5. Выделенные В-клетки

Изучали эффекты неспецифической активации цАМФ посредством ролипрама и форсколина в В-клетках, выделенных из двух различных сублиний мышей CreLuc (фиг.20). Популяции цельных спленоцитов были, как описано выше, получены путем механического разрушения. Затем с использованием магнитного разделения MACS с колонкой позитивного отбора Positive Selection Column (Miltenyi Biotec, кат. № 130-049-501) были выделены клетки B220+. Затем клетки высевали на 96-луночные белые непрозрачные планшеты по 2,0×105 на лунку и стимулировали 10 нг/мл липополисахарида (LPS) (Sigma L-2630). Через 18 часов в планшеты добавили 10 мкмоль/л ролипрама (Sigma R6520) и 5 мкмоль/л форсколина (Sigma F6886) еще на 4 часа.
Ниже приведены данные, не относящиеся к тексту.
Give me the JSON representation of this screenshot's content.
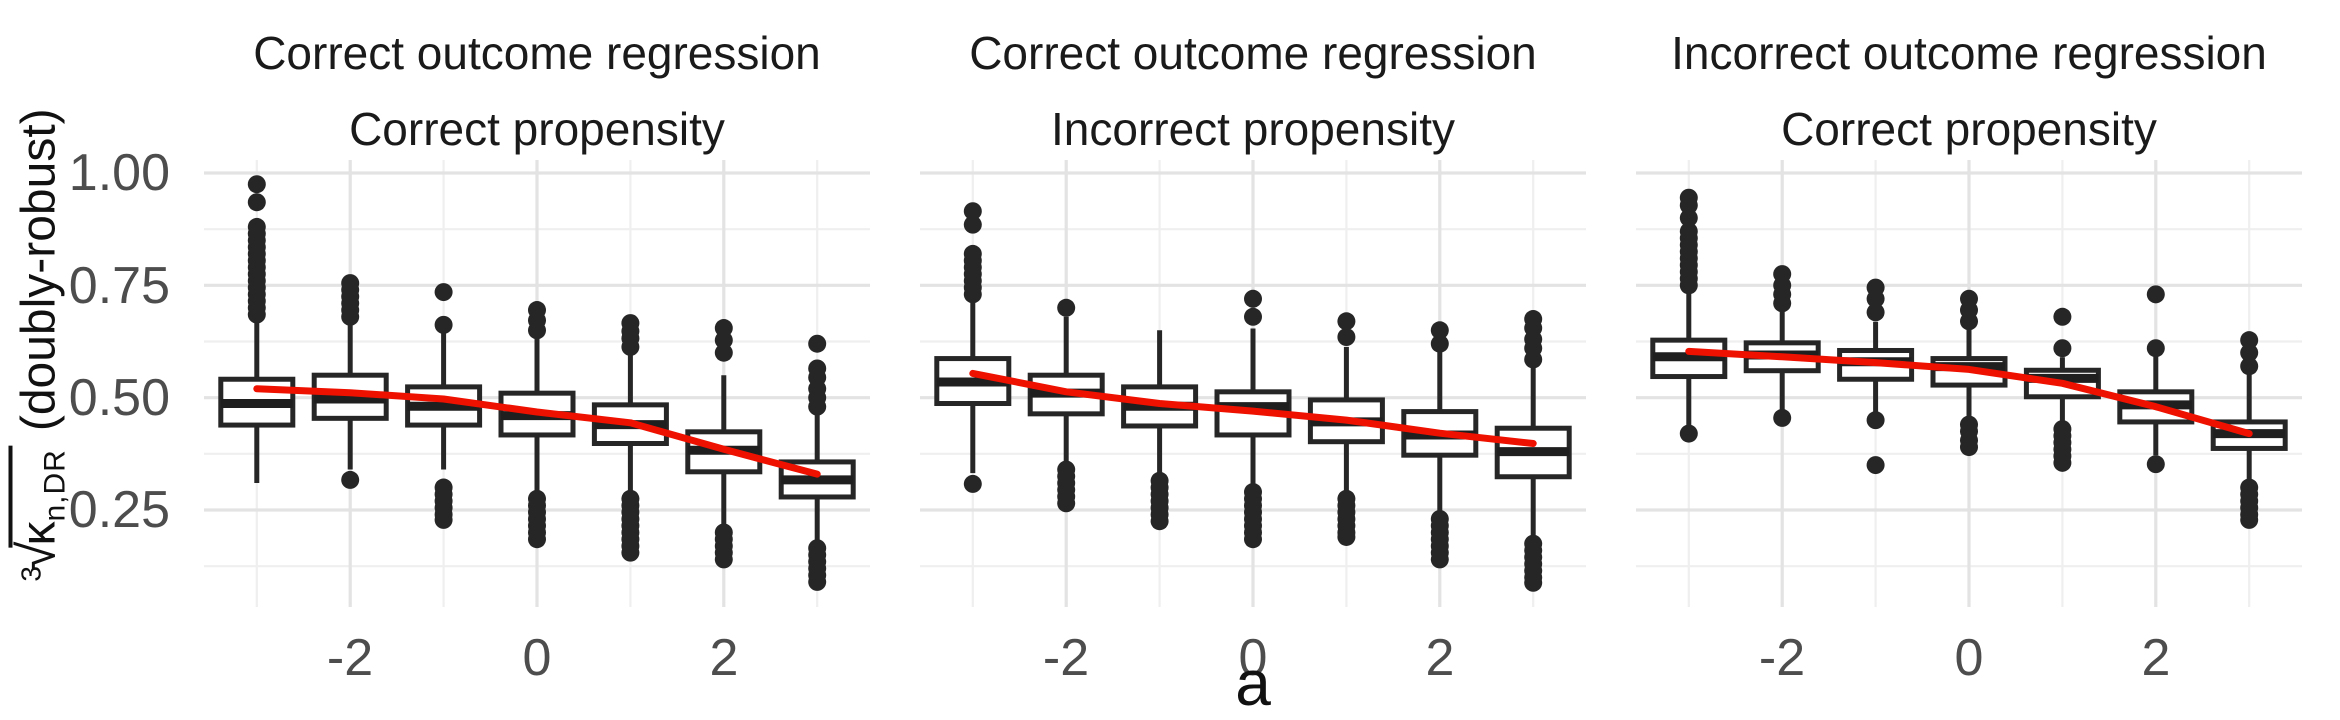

Добавили BrightGlo (Promega, Мэдисон, Висконсин, кат. № E2610) и считывали количественный анализ на TopCount. Данные показаны как люминесценция (число импульсов в секунду) и как кратность увеличения относительно контрольных групп, содержащих только среду. Увеличение экспрессии люциферазы наблюдалось в линии 64, но не в линии 229.

6. Микроглия

Изучали индукцию экспрессии люциферазы в микроглии, выделенной из мышей CreLuc, посредством неспецифических активаторов цАМФ, форсколина и ролипрама, и агониста DP-рецептора, BW245C (фиг.22). Первичную микроглию выделяли из коры головного мозга мышей Р2 (линия 64) в среде, состоящей из DMEM (GIBCO кат. № 11995), 10% FBS (GIBCO кат. № 16140) и 1% пенициллина-стрептомицина 100X (GIBCO кат. № 15140). Клетки высевали в планшеты 96-луночного формата, покрытые поли-D-лизином. Клетки либо оставляли необработанными, либо стимулировали в течение 2 часов 100 нг/мл LPS. Затем соединения добавляли еще на 4 часа перед выполнением количественного анализа Bright Glo. Применяли следующие соединения: 5 мкмоль/л форсколина, 10 мкмоль/л ролипрама или их комбинацию, или Gs-агонист для DP1-рецептора, BW245C, в концентрации 10 мкмоль/л. В нестимулируемых условиях микроглия является нечувствительной к неспецифическим модуляторам цАМФ и специфическому Gs-агонисту для DP-рецептора. Однако если микроглия стимулирована LPS, клетки становятся чувствительными к форсколину и BW245C.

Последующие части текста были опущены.